We also get a plot for continuous metadata variables, though there is not much interesting to see here.

cont + pn.theme(figure_size=(6, 6))

_images/745b86d1477d908ae206e39db851b4e5f66207bcbb4da18916f3637bb04bd2e0.png

Stability of Signatures¶

NMF solutions vary depending on their initialisation - most methods offered include some randomisation, so solutions can vary. If highly similar signatures are obtained across random initialisations, this can help characterise how robust each signature is.
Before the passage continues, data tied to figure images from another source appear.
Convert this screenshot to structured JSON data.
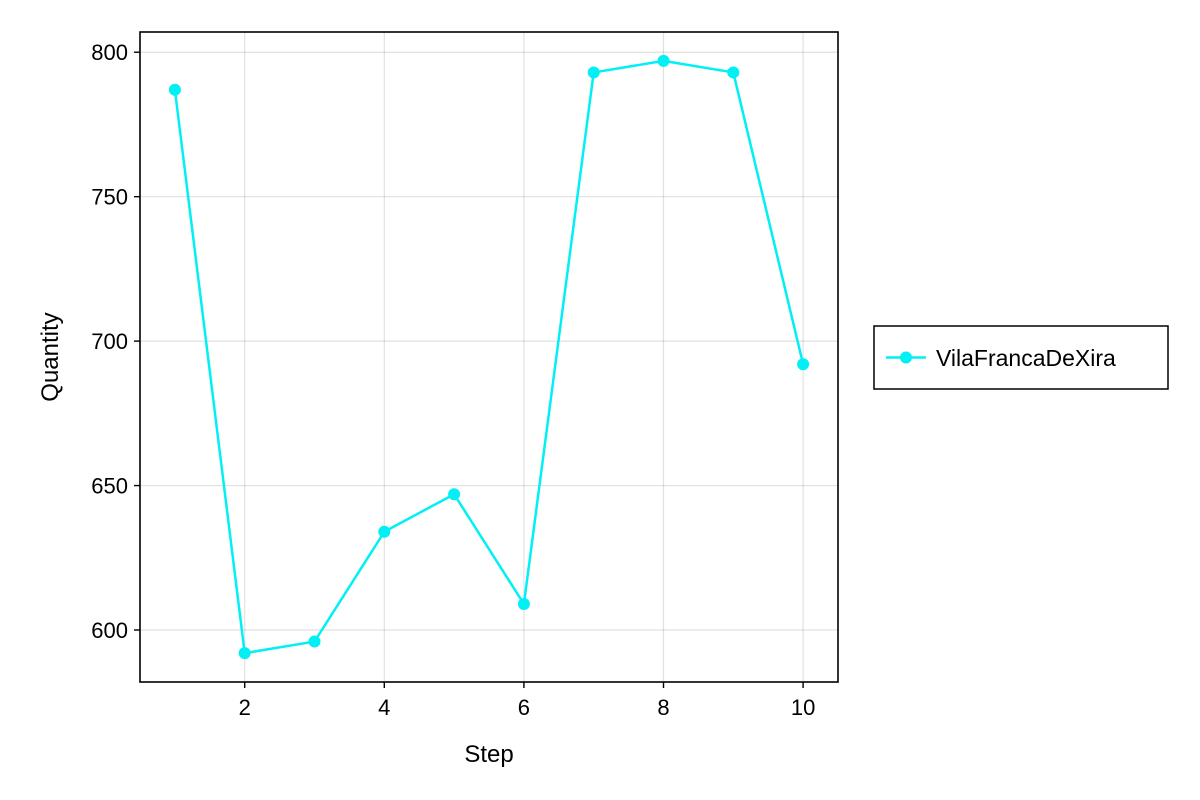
{
  "chart_data": {
    "type": "line",
    "title": "",
    "xlabel": "Step",
    "ylabel": "Quantity",
    "x": [
      1,
      2,
      3,
      4,
      5,
      6,
      7,
      8,
      9,
      10
    ],
    "series": [
      {
        "name": "VilaFrancaDeXira",
        "color": "#00f0f5",
        "marker": "circle",
        "values": [
          787,
          592,
          596,
          634,
          647,
          609,
          793,
          797,
          793,
          692
        ]
      }
    ],
    "xlim": [
      0.5,
      10.5
    ],
    "ylim": [
      582,
      807
    ],
    "xticks": [
      2,
      4,
      6,
      8,
      10
    ],
    "yticks": [
      600,
      650,
      700,
      750,
      800
    ],
    "grid": true,
    "legend_position": "right"
  }
}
Using the 100 decompositions we produced earlier, we can visualise how similar the signatures in other decompositions are to the best decomposition which we used for analysis.
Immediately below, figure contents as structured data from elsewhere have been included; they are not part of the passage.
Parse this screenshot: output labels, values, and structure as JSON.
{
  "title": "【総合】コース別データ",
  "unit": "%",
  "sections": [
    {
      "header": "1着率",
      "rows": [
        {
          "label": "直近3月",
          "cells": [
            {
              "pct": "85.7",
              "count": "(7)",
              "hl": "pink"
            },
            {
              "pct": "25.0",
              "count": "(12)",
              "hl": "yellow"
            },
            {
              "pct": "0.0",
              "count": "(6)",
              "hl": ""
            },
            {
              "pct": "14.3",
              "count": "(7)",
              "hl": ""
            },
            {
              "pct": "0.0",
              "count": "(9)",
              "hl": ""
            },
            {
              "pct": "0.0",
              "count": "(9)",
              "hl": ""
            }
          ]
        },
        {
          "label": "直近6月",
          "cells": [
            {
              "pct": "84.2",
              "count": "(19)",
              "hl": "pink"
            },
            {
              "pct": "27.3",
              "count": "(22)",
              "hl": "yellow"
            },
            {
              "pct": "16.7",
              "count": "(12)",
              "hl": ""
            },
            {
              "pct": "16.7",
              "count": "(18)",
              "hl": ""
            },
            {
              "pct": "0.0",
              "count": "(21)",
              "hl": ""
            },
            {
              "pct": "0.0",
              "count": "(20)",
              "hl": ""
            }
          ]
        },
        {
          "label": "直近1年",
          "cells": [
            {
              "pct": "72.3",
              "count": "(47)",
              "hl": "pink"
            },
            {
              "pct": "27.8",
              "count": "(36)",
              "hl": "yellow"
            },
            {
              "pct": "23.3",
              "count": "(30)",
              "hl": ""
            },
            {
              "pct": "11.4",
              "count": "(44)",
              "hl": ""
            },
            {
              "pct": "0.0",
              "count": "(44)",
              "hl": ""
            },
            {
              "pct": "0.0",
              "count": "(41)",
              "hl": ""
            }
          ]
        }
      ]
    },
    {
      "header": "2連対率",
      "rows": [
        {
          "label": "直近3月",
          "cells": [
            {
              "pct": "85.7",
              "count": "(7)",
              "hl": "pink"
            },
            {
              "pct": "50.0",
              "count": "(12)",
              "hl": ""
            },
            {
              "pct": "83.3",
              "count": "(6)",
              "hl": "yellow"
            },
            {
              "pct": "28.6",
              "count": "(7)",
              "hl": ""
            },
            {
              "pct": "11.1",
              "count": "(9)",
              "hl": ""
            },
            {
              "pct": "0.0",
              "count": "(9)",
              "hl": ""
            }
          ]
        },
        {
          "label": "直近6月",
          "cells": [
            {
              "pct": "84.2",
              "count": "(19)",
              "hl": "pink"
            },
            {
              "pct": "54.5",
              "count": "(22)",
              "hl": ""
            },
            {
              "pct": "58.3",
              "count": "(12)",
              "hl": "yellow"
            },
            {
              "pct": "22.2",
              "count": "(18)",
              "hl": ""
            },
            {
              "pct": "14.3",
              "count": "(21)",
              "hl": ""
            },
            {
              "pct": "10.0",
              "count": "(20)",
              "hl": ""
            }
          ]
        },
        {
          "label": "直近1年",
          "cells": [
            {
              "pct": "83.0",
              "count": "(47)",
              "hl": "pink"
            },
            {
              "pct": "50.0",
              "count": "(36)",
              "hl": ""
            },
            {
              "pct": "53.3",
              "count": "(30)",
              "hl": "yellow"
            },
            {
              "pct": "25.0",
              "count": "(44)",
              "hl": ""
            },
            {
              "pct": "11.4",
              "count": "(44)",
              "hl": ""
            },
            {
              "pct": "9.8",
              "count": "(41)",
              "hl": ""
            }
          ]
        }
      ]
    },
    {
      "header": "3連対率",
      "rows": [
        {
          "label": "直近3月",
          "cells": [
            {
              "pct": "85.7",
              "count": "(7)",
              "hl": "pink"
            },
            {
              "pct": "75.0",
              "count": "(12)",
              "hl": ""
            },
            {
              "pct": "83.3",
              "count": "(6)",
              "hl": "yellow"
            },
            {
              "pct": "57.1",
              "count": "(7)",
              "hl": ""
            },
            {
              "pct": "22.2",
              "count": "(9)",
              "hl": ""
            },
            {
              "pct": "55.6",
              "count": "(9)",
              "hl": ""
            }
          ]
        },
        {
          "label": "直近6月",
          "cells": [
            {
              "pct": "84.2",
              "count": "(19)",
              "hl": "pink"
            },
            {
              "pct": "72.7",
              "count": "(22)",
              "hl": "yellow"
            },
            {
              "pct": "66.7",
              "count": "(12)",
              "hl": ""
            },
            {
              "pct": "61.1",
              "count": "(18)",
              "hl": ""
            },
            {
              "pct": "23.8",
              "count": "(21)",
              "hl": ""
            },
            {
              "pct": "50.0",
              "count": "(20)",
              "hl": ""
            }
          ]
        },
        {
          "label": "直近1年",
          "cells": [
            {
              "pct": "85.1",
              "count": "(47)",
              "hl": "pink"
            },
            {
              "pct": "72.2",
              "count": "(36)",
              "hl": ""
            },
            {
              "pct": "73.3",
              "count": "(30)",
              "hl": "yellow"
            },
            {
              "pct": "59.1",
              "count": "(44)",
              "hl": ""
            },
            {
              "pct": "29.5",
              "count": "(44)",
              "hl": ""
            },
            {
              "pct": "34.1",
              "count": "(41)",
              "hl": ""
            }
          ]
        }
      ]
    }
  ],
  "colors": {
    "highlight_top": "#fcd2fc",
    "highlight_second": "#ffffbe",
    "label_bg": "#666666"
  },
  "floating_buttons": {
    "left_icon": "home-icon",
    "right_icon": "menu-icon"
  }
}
sig_stability = stability.signature_stability(
    decomps[3],
    decomps[3][0]
)
plt_stability = (
    stability.plot_signature_stability(
        sig_stability,
        k3.colors
    ) +
    pn.ggtitle("Signature\nStability") +
    pn.theme(figure_size=(2.5, 3)) +
    pn.guides(fill="none")
)
plt_stability

_images/6b16308a012855cbfc2ecd2902461982e72f8ff86bc7bba354a359e463709780.png

Signatures are mostly highly similar across decompositions, with a handful of outliers where the solution is more different. In particular, signature S3 seems to have no similar signature in some decompositions.

We can compare this across decompositions of multiple ranks to see if signature stability supports our choice of rank.

decomps_multi = denovo.decompositions(
    x=composition,
    ranks=range(2, 11),
    # Suitable alpha hasn't been selected for all ranks, so set to 0
    alpha=0.0,
    l1_ratio=1.0,
    seed=4298,
    # We want to retain all our decompositions so we can compare them
    top_n=101,
    # We choose 101 so we can take the best, and compare it to 100 others
    random_starts=101,
    progress_bar=False
)

sig_stability_multi = stability.signature_stability(
    decomps_multi
)
plt_stability_multi = (
    stability.plot_signature_stability(
        sig_stability_multi,
        geom_boxplot=dict(outlier_size=0.1),
        geom_line=True
    ) +
    pn.ggtitle("Signature\nStability") +
    pn.theme(figure_size=(7, 5)) +
    pn.guides(fill="none") +
    pn.facet_wrap(facets="k", ncol=6, scales="free_x")
)
plt_stability_multi

_images/8be322b688c0b5270bf09e939e1d76eb760a2ce840d7bc4db5636f78903b92d4.png

The signatures here show much more variation across intialisations, suggesting a stable solution is not being found.